To be usable by the pipeline, the parameter input file must be located in the run-inputs directory

Example

The following example is in run-inputs/synthpop-example-2.json.

{
    "enabled" : true,
    "dataset" : "generator-outputs/odi-nhs-ae/hospital_ae_data_deidentify",
    "synth-method" : "synthpop",
    "parameters":
    {
        "enabled" : true,
        "num_samples_to_fit": -1,
        "num_samples_to_synthesize": -1,
        "num_datasets_to_synthesize": 5,
        "random_state": 12345,
        "vars_sequence": [5, 3, 8, 1],
        "synthesis_methods": ["cart", "", "cart", "", "cart", "", "", "cart"],
        "proper": true,
        "tree_minbucket": 1,
        "smoothing": {}
    },
    "parameters_disclosure_risk":
    {
        "enabled": true,
        "num_samples_intruder": 100,
        "vars_intruder": ["Treatment", "Gender", "Age bracket"]
    },
    "parameters_sklearn_utility":
    {
        "enabled": true,
        "input_columns": ["Time in A&E (mins)"],
        "label_column": "Age bracket",
        "test_train_ratio": 0.2,
        "num_leaked_rows": 0
    }
}

Schema

The JSON schema for the parameter json file is here.

Description

The parameter JSON file must include the following names:

  • enabled (boolean): Run this example?
  • dataset (string): The prefix of the dataset (.csv and .json are appended to get the paths of the data files)
  • synth-method (string): The synthesis method used by the run.

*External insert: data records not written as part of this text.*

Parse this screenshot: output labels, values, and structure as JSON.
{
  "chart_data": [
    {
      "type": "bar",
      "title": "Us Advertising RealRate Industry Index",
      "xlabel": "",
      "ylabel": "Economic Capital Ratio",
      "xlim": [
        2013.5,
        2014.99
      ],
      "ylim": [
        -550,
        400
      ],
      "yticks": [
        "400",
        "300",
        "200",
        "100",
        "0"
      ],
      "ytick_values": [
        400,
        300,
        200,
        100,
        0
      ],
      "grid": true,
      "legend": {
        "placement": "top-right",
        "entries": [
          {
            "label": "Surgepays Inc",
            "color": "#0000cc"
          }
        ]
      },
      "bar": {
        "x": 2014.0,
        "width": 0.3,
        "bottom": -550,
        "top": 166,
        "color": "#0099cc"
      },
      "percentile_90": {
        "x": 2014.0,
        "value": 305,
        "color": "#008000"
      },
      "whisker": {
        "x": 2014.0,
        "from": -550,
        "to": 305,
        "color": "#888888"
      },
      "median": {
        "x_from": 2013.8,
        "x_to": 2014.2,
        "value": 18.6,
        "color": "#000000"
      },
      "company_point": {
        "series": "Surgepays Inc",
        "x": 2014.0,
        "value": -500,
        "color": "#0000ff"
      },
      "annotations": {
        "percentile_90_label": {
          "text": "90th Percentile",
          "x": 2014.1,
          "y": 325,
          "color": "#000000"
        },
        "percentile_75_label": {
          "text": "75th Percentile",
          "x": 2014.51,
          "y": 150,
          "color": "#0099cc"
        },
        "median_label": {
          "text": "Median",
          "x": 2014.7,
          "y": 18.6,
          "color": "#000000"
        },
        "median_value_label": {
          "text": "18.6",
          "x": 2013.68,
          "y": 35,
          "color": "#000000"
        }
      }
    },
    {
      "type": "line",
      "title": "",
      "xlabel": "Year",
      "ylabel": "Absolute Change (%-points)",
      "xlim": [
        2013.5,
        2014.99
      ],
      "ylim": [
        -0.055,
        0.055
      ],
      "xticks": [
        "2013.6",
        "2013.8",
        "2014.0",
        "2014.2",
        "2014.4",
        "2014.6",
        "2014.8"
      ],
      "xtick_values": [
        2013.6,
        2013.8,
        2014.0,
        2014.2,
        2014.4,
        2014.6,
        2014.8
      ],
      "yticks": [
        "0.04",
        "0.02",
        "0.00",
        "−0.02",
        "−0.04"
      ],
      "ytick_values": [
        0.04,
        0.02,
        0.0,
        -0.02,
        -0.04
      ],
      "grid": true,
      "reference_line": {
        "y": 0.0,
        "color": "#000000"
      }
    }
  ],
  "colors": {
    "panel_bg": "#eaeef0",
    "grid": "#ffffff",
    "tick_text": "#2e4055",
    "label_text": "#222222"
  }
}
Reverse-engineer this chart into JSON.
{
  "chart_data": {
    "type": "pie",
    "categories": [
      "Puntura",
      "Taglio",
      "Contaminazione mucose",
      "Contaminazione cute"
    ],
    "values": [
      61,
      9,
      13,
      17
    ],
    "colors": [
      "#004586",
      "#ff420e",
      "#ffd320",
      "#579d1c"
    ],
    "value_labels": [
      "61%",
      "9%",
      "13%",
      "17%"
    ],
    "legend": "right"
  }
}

It must correspond to a subdirectory of synth-methods.
  • parameters (object): The parameters passed to the synthesis method. The contents of this object will depend on the synth-method used: the contents of this object are documented separately for each. The following names are common across each method:
    • enabled (boolean): Perform the synthesis step?
    • num_samples_to_fit (integer): How many samples from the input dataset should be used as input to the synthesis procedure? To use all of the input records, pass a value of -1.
    • num_samples_to_synthesize (integer): How many synthetic samples should be produced as output? To produce the same number of output records as input records, pass a value of -1.
    • num_datasets_to_synthesize (integer): How many entire synthetic datasets should be produced?
    • random_seed (integer): the seed for the random number generator (most methods require a PRNG: the seed can be explicitly passed to aid with the testability and reproducibility of the synthetic output)
    • Additional options for CTGAN, SGF and synthpop
  • parameters_disclosure_risk (object): parameters needed to compute the disclosure risk privacy score
    • enabled (boolean): compute this score?
    • num_samples_intruder (integer): how many records corresponding to the original dataset exist in a dataset visible to an attacker.
    • vars_intruder (array):
      • items (string): names of the columns that are available in the attacker-visible dataset.
  • parameters_sklearn_utility (object): parameters needed to compute the classification utility scores with scikit learn:
    • enabled (boolean): compute this score?
    • input_columns (array):
      • items (string): names of the columns to use as the explanatory variables for the classification
    • label_column (string): the column to use for the category labels
    • test_train_ratio (number): fraction of records to use in the test set for the classification
    • num_leaked_rows (integer): the number of additional records from the original dataset with which to augment the synthetic data set before training the classifiers. This is primarily an option to enable testing of the utility metric (i.e. the more rows we leak, the better the utility should become). It should be set to 0 during normal synthesis tasks.